Effects of Snail1 knockdown. A: Expression of Snail1. Quantitative RT-PCR for Snail1 expression after Snail1 knockdown using shRNA (sh-snail1) or siRNA (Si-snail1). Experiments were performed under normoxia. (*P < 0.05 compared to control; n = 3 replicate experiments). B: Expression of E-cadherin and N-cadherin after Snail1 knockdown. Immunocytochemical stain for E-cadherin and N-cadherin in Snail1 knockdown and control cells. Experiments were performed under normoxia. C: Western blot analysis for Snail1, E-cadherin, and N-cadherin expression in WM115A cells transfected with Si-Snail1 or Sh-snail1 (n = 3 replicate experiments). Experiments were performed under normoxia. D: Cell cycle analysis. Cells in G2-M and S phases were analyzed by FACS analysis (n = 3 replicate experiments). Experiments were performed under normoxia. E: Cell survival under normoxia and hypoxia. Snail1 knockdown WM115A cells and control cells were cultured under 1% O2 or room O2 for 16 hours (n = 3 replicate experiments; *P < 0.01 compared with control). F: Cell migration assay under normoxia and hypoxia.
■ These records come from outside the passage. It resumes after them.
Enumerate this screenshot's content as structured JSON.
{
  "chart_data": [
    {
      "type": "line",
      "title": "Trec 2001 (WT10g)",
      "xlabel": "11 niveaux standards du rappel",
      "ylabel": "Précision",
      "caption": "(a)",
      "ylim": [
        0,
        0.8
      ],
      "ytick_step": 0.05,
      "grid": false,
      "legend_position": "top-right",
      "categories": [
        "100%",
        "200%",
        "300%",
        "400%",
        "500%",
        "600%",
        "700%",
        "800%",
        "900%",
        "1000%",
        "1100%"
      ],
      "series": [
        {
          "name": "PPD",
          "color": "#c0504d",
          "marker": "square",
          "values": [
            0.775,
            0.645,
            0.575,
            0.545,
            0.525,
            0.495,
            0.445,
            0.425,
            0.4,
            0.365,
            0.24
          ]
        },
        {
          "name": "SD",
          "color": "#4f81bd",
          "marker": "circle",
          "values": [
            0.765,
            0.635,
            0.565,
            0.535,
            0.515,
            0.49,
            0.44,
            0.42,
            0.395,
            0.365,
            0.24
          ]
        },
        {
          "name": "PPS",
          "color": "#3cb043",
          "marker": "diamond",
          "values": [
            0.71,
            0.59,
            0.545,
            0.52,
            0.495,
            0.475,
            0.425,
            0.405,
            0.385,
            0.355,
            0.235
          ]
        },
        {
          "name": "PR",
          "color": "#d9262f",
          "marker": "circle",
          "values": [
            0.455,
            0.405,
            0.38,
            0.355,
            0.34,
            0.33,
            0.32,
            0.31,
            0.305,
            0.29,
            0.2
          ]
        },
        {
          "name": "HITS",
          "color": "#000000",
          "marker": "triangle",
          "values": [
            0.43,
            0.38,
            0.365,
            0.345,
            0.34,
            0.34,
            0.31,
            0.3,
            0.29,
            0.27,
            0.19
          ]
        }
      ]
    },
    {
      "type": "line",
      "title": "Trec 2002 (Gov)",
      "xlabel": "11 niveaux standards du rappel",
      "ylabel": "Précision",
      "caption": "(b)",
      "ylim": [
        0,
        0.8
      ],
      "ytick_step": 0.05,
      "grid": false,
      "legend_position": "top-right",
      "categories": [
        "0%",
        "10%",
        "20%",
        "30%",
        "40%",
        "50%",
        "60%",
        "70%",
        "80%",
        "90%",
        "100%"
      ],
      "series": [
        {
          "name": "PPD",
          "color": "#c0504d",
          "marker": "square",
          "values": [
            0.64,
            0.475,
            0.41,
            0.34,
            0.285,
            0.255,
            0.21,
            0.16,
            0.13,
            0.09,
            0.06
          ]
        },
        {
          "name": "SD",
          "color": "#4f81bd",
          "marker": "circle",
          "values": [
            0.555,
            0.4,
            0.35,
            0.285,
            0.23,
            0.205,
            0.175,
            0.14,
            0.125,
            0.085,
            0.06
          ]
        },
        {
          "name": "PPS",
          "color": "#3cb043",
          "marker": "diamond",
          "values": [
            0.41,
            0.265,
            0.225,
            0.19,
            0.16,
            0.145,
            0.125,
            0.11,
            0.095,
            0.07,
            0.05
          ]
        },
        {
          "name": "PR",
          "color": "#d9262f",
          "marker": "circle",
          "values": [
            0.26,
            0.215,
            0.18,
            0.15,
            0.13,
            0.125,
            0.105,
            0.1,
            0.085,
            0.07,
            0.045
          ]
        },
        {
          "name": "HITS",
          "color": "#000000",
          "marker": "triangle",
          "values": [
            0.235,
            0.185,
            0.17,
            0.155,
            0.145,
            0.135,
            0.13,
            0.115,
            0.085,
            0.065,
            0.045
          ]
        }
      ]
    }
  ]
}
Wound healing assay using WM115A with Snail1 knockdown (n = 3 replicate experiments).

Figure 6

Snail1 activation induces cancer stem-like cell phenotypes. A: Cell proliferation capacity. Limiting dilution assay was performed and single cells were followed for 14 days using control and WM115A cells with pWZL-Blast-ER-Snail1 (left panel) or control and tumor cells with pGIPZ-Snail1 (right panel). The number of colonies formed was counted and averaged in 3 replicate experiments. (*P < 0.01 comparing to control). B: Hypoxia tolerance assay. Same number of control and WM115A cells with pWZL-Blast-ER-Snail1 were seeded and cultured under 1% O2 for 16 hours (n = 3 replicate experiments). (*P < 0.05 comparing to control). Survival cells were counted. C: Spheroid formation. WM115A cells with pWZL-Blast-ER-Snail1 were cultured in the hESMC4 medium in ultra-low attachment plates. After 2 weeks, photographs were taken of the spheroids at 100× magnification. D: Expression of p75NGFR and JARID1B. Quantitative RT-PCR for p75NGFR and JARID1B expression in sphere-forming cells with pWZL-Blast-ER-Snail1. (*P < 0.05 compared to control; n = 3 replicate experiments).

Figure 7

Snail1 increases melanoma growth and metastasis in vivo. A: Subcutaneous xenografts; 2 × 10⁶ of control, WM115A with pWZL-Blast-ER-Snail1, WM115A with pGIPZ-Snail1 were injected subcutaneously in the flanks of nude mice (n = 10), and these mice were followed for 5 weeks. Representative primary xenografts are shown on the left panel and average tumor weights are shown on the right panel (*P < 0.05 compared with control). B: Internal organ metastasis rate (*P < 0.01 compared with control). C:Snail1, E-cadherin, N-cadherin, and Twist gene expression in xenografts. Quantitative RT-PCR was performed to measure gene expression. D: N-cadherin, Snail1, E-cadherin, and Twist protein expression in the xenografts was assayed using Western blots (representative blot from three experiments).